Determination of extracellular glycoside hydrolase activity

The activities of β-hexosaminidase, β-galactosidase and α-l-fucosidase were determined as described by Wendeler and Elhenawy et al.52,53. Briefly, 10 mL of bacterial cultures at the time points of the maximal abundance of the bacterium were centrifuged at 10,000×g for 10 min and the supernatant was passed through a 0.22-μm Millipore membrane. Twenty microliters of the filtrate was incubated with 80 µL 50 mM phosphate buffer solution (PBS, pH7.0). To determine the activities of β-hexosaminidase, β-galactosidase and α-l-fucosidase, appropriate amount of 4-nitrophenyl-N-acetyl-β-d-glucosaminide, 4-nitrophenyl-β-d-galactopyranoside or 2-chloro-4-nitrophenyl-α-l-fucopyranoside was added, respectively, as substrates to a final concentration of 1 mmol/L. The β-hexosaminidase and β-galactosidase involving reactions were done at 37 °C for 1 h. The α-l-fucosidase involving reaction was done at 37 °C for 2.5 h. All these enzymatic reactions were stopped by adding 100 μL 1 M Na2CO3 and the absorbance was read at 405 nm. Each group had three replicates.

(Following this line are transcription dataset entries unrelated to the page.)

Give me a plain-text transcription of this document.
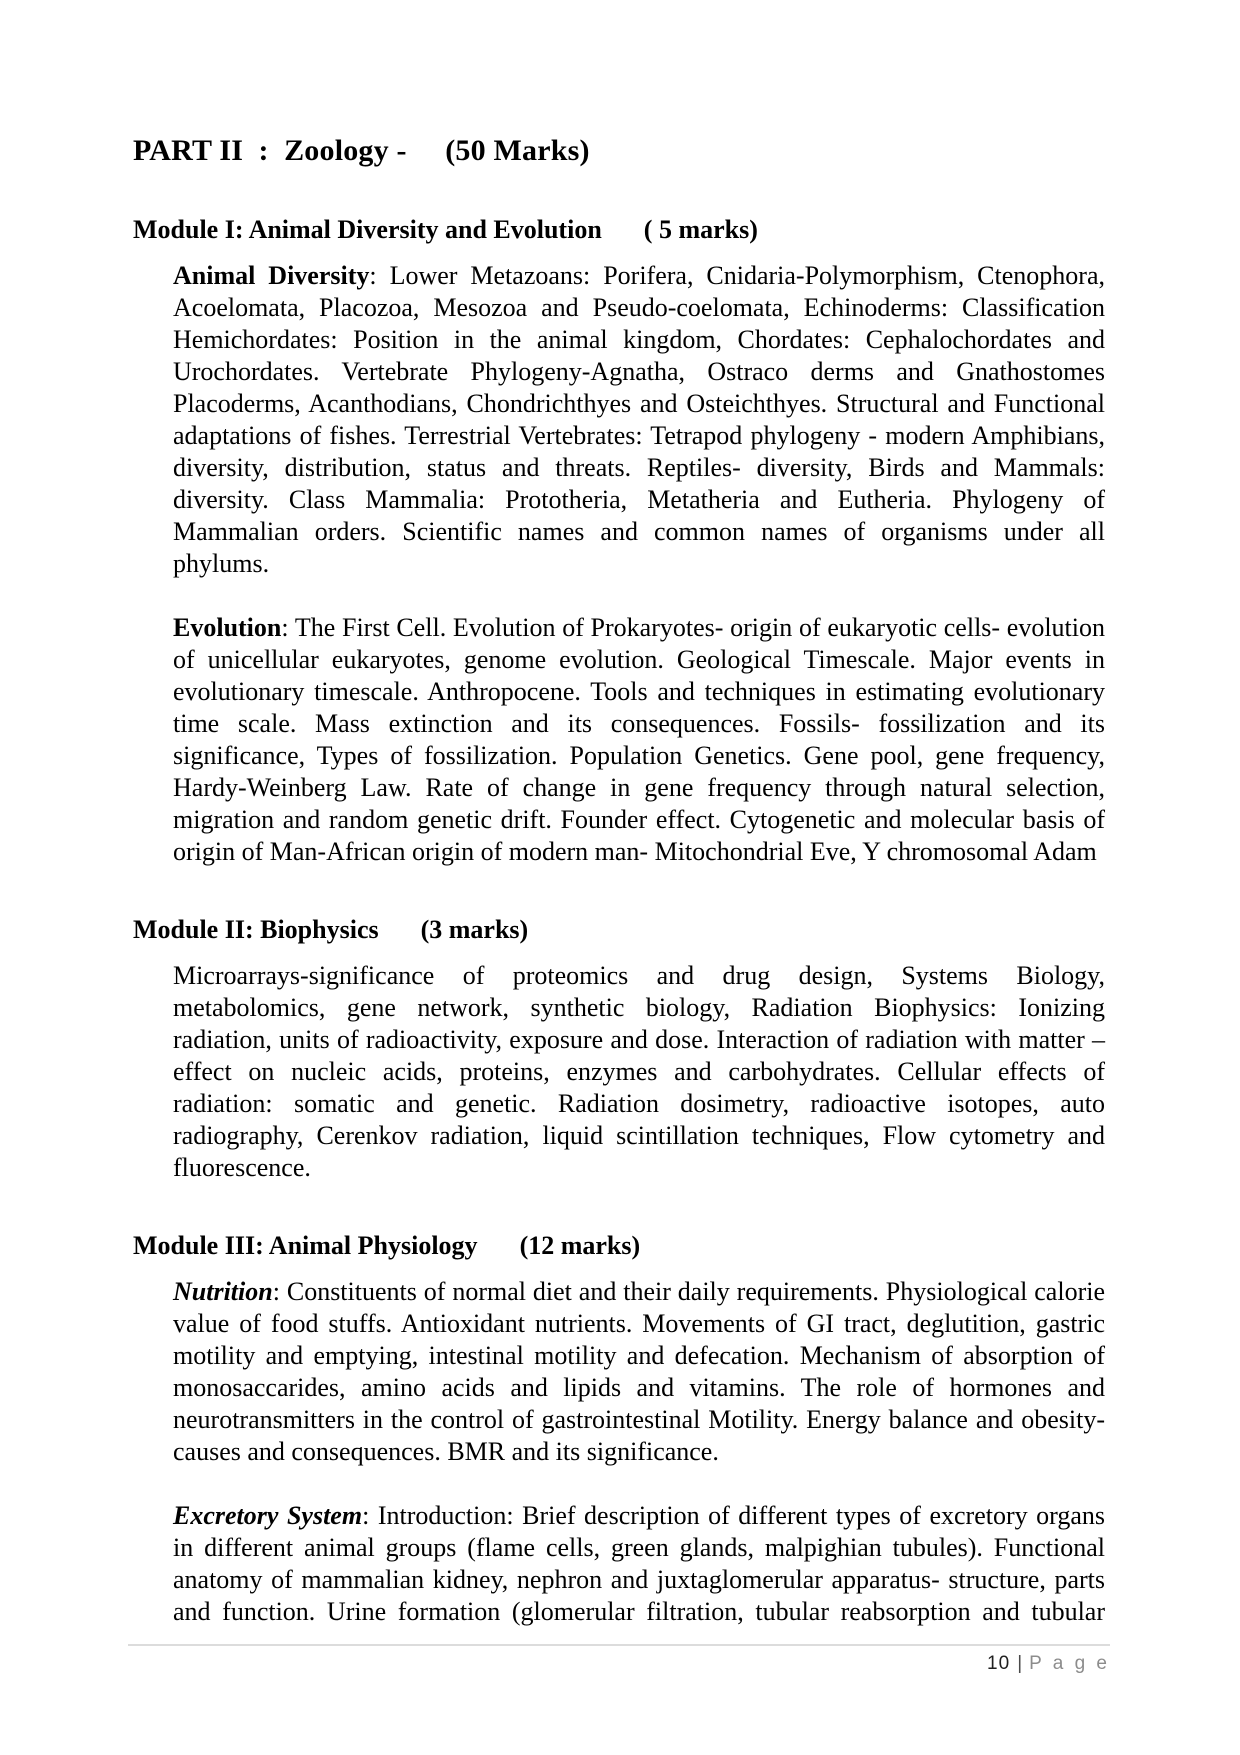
PART II  :  Zoology -     (50 Marks)
Module I: Animal Diversity and Evolution ( 5 marks)

Animal Diversity: Lower Metazoans: Porifera, Cnidaria-Polymorphism, Ctenophora, Acoelomata, Placozoa, Mesozoa and Pseudo-coelomata, Echinoderms: Classification Hemichordates: Position in the animal kingdom, Chordates: Cephalochordates and Urochordates. Vertebrate Phylogeny-Agnatha, Ostraco derms and Gnathostomes Placoderms, Acanthodians, Chondrichthyes and Osteichthyes. Structural and Functional adaptations of fishes. Terrestrial Vertebrates: Tetrapod phylogeny - modern Amphibians, diversity, distribution, status and threats. Reptiles- diversity, Birds and Mammals: diversity. Class Mammalia: Prototheria, Metatheria and Eutheria. Phylogeny of Mammalian orders. Scientific names and common names of organisms under all phylums.

Evolution: The First Cell. Evolution of Prokaryotes- origin of eukaryotic cells- evolution of unicellular eukaryotes, genome evolution. Geological Timescale. Major events in evolutionary timescale. Anthropocene. Tools and techniques in estimating evolutionary time scale. Mass extinction and its consequences. Fossils- fossilization and its significance, Types of fossilization. Population Genetics. Gene pool, gene frequency, Hardy-Weinberg Law. Rate of change in gene frequency through natural selection, migration and random genetic drift. Founder effect. Cytogenetic and molecular basis of origin of Man-African origin of modern man- Mitochondrial Eve, Y chromosomal Adam

Module II: Biophysics (3 marks)

Microarrays-significance of proteomics and drug design, Systems Biology, metabolomics, gene network, synthetic biology, Radiation Biophysics: Ionizing radiation, units of radioactivity, exposure and dose. Interaction of radiation with matter – effect on nucleic acids, proteins, enzymes and carbohydrates. Cellular effects of radiation: somatic and genetic. Radiation dosimetry, radioactive isotopes, auto radiography, Cerenkov radiation, liquid scintillation techniques, Flow cytometry and fluorescence.

Module III: Animal Physiology (12 marks)

Nutrition: Constituents of normal diet and their daily requirements. Physiological calorie value of food stuffs. Antioxidant nutrients. Movements of GI tract, deglutition, gastric motility and emptying, intestinal motility and defecation. Mechanism of absorption of monosaccarides, amino acids and lipids and vitamins. The role of hormones and neurotransmitters in the control of gastrointestinal Motility. Energy balance and obesity- causes and consequences. BMR and its significance.

Excretory System: Introduction: Brief description of different types of excretory organs in different animal groups (flame cells, green glands, malpighian tubules). Functional anatomy of mammalian kidney, nephron and juxtaglomerular apparatus- structure, parts and function. Urine formation (glomerular filtration, tubular reabsorption and tubular

10 | P a g e
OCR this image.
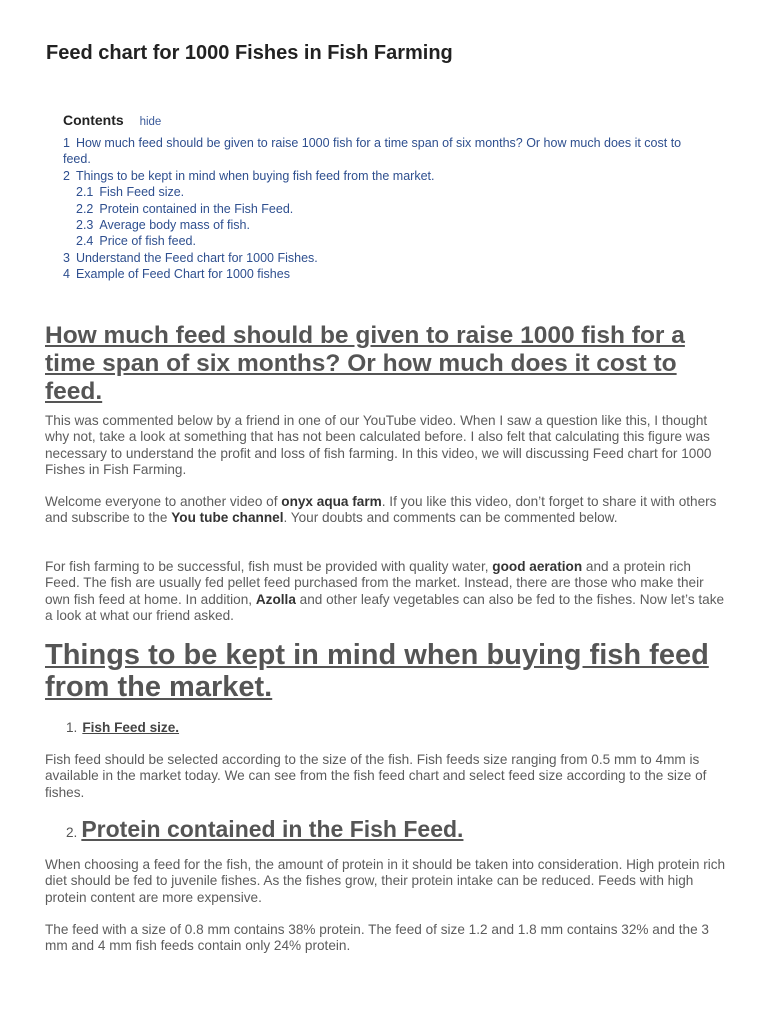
Feed chart for 1000 Fishes in Fish Farming
Contents hide
1 How much feed should be given to raise 1000 fish for a time span of six months? Or how much does it cost to feed.
2 Things to be kept in mind when buying fish feed from the market.
2.1 Fish Feed size.
2.2 Protein contained in the Fish Feed.
2.3 Average body mass of fish.
2.4 Price of fish feed.
3 Understand the Feed chart for 1000 Fishes.
4 Example of Feed Chart for 1000 fishes
How much feed should be given to raise 1000 fish for a time span of six months? Or how much does it cost to feed.

This was commented below by a friend in one of our YouTube video. When I saw a question like this, I thought why not, take a look at something that has not been calculated before. I also felt that calculating this figure was necessary to understand the profit and loss of fish farming. In this video, we will discussing Feed chart for 1000 Fishes in Fish Farming.

Welcome everyone to another video of onyx aqua farm. If you like this video, don’t forget to share it with others and subscribe to the You tube channel. Your doubts and comments can be commented below.

For fish farming to be successful, fish must be provided with quality water, good aeration and a protein rich Feed. The fish are usually fed pellet feed purchased from the market. Instead, there are those who make their own fish feed at home. In addition, Azolla and other leafy vegetables can also be fed to the fishes. Now let’s take a look at what our friend asked.

Things to be kept in mind when buying fish feed from the market.
1. Fish Feed size.

Fish feed should be selected according to the size of the fish. Fish feeds size ranging from 0.5 mm to 4mm is available in the market today. We can see from the fish feed chart and select feed size according to the size of fishes.

2. Protein contained in the Fish Feed.

When choosing a feed for the fish, the amount of protein in it should be taken into consideration. High protein rich diet should be fed to juvenile fishes. As the fishes grow, their protein intake can be reduced. Feeds with high protein content are more expensive.

The feed with a size of 0.8 mm contains 38% protein. The feed of size 1.2 and 1.8 mm contains 32% and the 3 mm and 4 mm fish feeds contain only 24% protein.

Metabolome profiling by gas chromatography-mass spectrometry (GC–MS)

The cultures were taken at the time points of the maximal abundance of the bacterium, i.e., 35 h for BHI, 31 h for BM0.05, 30 h for BM0.2, and 28 h for BM0.5 (n = 5 each) for non-targeted metabolomic analysis as described in Mourão et al.54. GC–MS analysis was performed by Moros et al.55. Metabolites were identified by analysis of variance using the SAS software (version 8.0.1, Cary, NC). Significant differences were declared at the level of 0.05. KEGG and functional enrichment analyses were performed via omicsbean (http://www.omicsbean.cn/). Orthogonal partial least multiplication discriminant analysis (OPLS-DA) was done under the SIMCA 14.1 program. The data of metabolome was deposited in iProX under the project id PXD024558.

Determination of glucose and fructose

To validate the ability of A. muciniphila to utilize monosaccharides, glucose and fructose concentrations in the culture were monitored during the growth of bacteria at five time points (0 h, 9 h, 18 h, 27 h and 36 h). Five milliliters of culture were ultrasonically treated with 200 W for 3 s with a burst of 10 s. The treatment was repeated 100 times. The resulting mixture was heated in a 95 °C water bath for 10 min. The mixture was centrifuged at 1000×g at 4 °C for 10 min. Glucose and fructose in the supernatant were quantified by commercial kits (No. F006 and No. A085, Jiancheng, Nanjing, China).

Statistical analysis

All the data were checked for normal distribution. The effect of mucin addition on the measured variables, culture absorbance, PCR data of 16 genes of interest, enzymatic activities, glucose and fructose concentrations, and amino acids was evaluated by one-way ANOVA and comparisons were performed by t test using the SAS software (version 8.0.1, Cary, NC). Significant differences were declared if P value was less than 0.05.